Kenya’s Coast MPs differ over formation of political party

President Uhuru Kenyatta (left) in consultation with Kilifi North MP Gideon Mung'aro (right) at State House in Mombasa. The President was meeting Coast Parliamentary Leaders. PHOTO: MAARUFU MOHAMED/STANDARD

MOMBASA: Coast MPs who attended a meeting with President Uhuru Kenyatta at State House Mombasa on Friday have clashed over a memorandum read by Kilifi North MP Gideon Mung’aro calling for a Coast based political party.

Mr Mung’aro caught many members of the National Assembly and about 1,000 grassroots leaders by surprise when he read a document alleging local legislators had agreed to form a party for the Coast, which they would use to contest the next polls and bargain with other political parties.

Murmurs spread through the meeting but no one stood to protest immediately and Uhuru did not respond to that aspect of the memorandum, which also called for land reforms including settlement of squatters, youth employment, tackling radical Islam doctrines,drug trafficking and revival of tourism and collapsed factories.

But no sooner had the MPs left the meeting where senators and governors were not invited, than cracks emerged with some MPs accusing Mung’aro and his allies of trying to hijack the meeting to advance his own goals including his rebellion within the Orange Democratic Movement (ODM).

Mung’aro’s opponents alleged that he and his friends introduced the matter of the proposed party without informing the rest but the Kilifi North MP’s friends claimed all leaders invited to the meeting had agreed to present that idea to the President.

Besides other grassroots leaders, 33 legislators attended the meeting.

Mung’aro was backed by Kwale Woman Representative Zainab Chidzuga, who said the time had come for local leaders to form a party they will use to fight the next polls.

However, Mombasa Woman Representative Mishi Mboko said local leaders had neither discussed the idea nor reached a consensus.

BARGAINING POWER

“I am not part of the decision, which some leaders claim Coast leaders will have their own political party for the next General Election” she said.

Ms Mboko said the decision to meet President Kenyatta should not be misunderstood that the Opposition had defected to Jubilee.

Mboko insisted that local leaders had agreed on searching for a platform to enable the coast people to have a bargaining power but not a political party.

Uhuru assured the leaders that he was committed to development in every part of the country.

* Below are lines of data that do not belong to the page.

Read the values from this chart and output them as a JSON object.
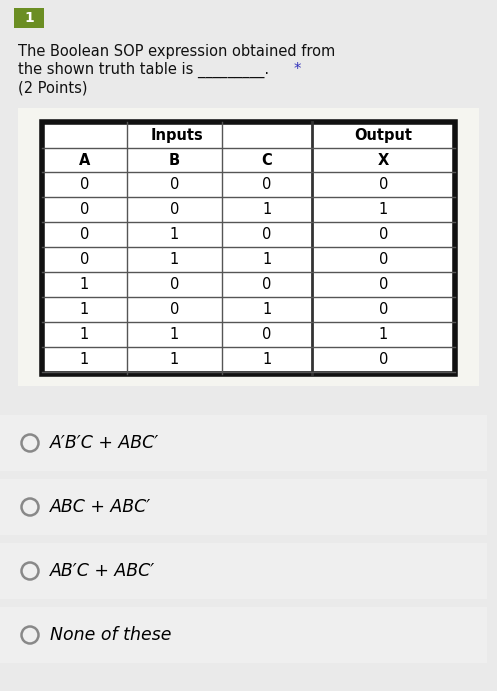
{
  "background_color": "#eaeaea",
  "number_box_color": "#6b8e23",
  "number_text": "1",
  "question_line1": "The Boolean SOP expression obtained from",
  "question_line2": "the shown truth table is _________.",
  "question_line3": "(2 Points)",
  "asterisk": "*",
  "table_bg": "#f5f5f0",
  "table": {
    "header_row2": [
      "A",
      "B",
      "C",
      "X"
    ],
    "data_rows": [
      [
        "0",
        "0",
        "0",
        "0"
      ],
      [
        "0",
        "0",
        "1",
        "1"
      ],
      [
        "0",
        "1",
        "0",
        "0"
      ],
      [
        "0",
        "1",
        "1",
        "0"
      ],
      [
        "1",
        "0",
        "0",
        "0"
      ],
      [
        "1",
        "0",
        "1",
        "0"
      ],
      [
        "1",
        "1",
        "0",
        "1"
      ],
      [
        "1",
        "1",
        "1",
        "0"
      ]
    ],
    "border_color": "#111111",
    "text_color_data": "#000000",
    "text_color_header": "#000000"
  },
  "options": [
    {
      "label": "A′B′C + ABC′"
    },
    {
      "label": "ABC + ABC′"
    },
    {
      "label": "AB′C + ABC′"
    },
    {
      "label": "None of these"
    }
  ],
  "option_bg": "#efefef",
  "option_text_color": "#000000",
  "option_font_size": 12.5
}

Sunday Nyali MP Awiti Bolo also confirmed reports that Chidzuga and Mung’aro raised the idea of the party and made it look like all leaders in the meeting had agreed on this matter.

They have a right to say what they want but that does not bind the leaders in the region, which has many people with divergent views over the political party they support,” said Mr Bolo.

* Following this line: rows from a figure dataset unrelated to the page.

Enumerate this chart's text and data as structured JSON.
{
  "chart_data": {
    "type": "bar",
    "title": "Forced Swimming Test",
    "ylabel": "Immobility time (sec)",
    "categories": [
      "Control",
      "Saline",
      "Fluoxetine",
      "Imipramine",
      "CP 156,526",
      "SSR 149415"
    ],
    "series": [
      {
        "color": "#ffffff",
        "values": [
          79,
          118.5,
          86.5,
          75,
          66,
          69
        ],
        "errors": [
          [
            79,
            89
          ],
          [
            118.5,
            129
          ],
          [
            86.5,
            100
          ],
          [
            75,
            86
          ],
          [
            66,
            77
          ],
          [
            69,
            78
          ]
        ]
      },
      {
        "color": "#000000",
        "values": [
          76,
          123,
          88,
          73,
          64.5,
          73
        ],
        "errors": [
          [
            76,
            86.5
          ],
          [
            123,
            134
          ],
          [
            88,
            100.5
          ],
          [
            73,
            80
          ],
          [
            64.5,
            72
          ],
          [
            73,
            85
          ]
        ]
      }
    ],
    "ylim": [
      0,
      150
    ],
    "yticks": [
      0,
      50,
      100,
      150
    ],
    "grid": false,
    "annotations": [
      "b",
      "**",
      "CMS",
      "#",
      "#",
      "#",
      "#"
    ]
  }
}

Malindi MP Dan Kazungu said the President had agreed to return in six months to address some of the problems they had raised.

As Coast MPs we are happy because the President has promised to come back to Mombasa after six months to issue title deeds to the landless,” said Mr Kazungu.

Kazungu, who is an ally of Mungaro, admitted that they discussed politics in the region but declined to disclose what they discussed.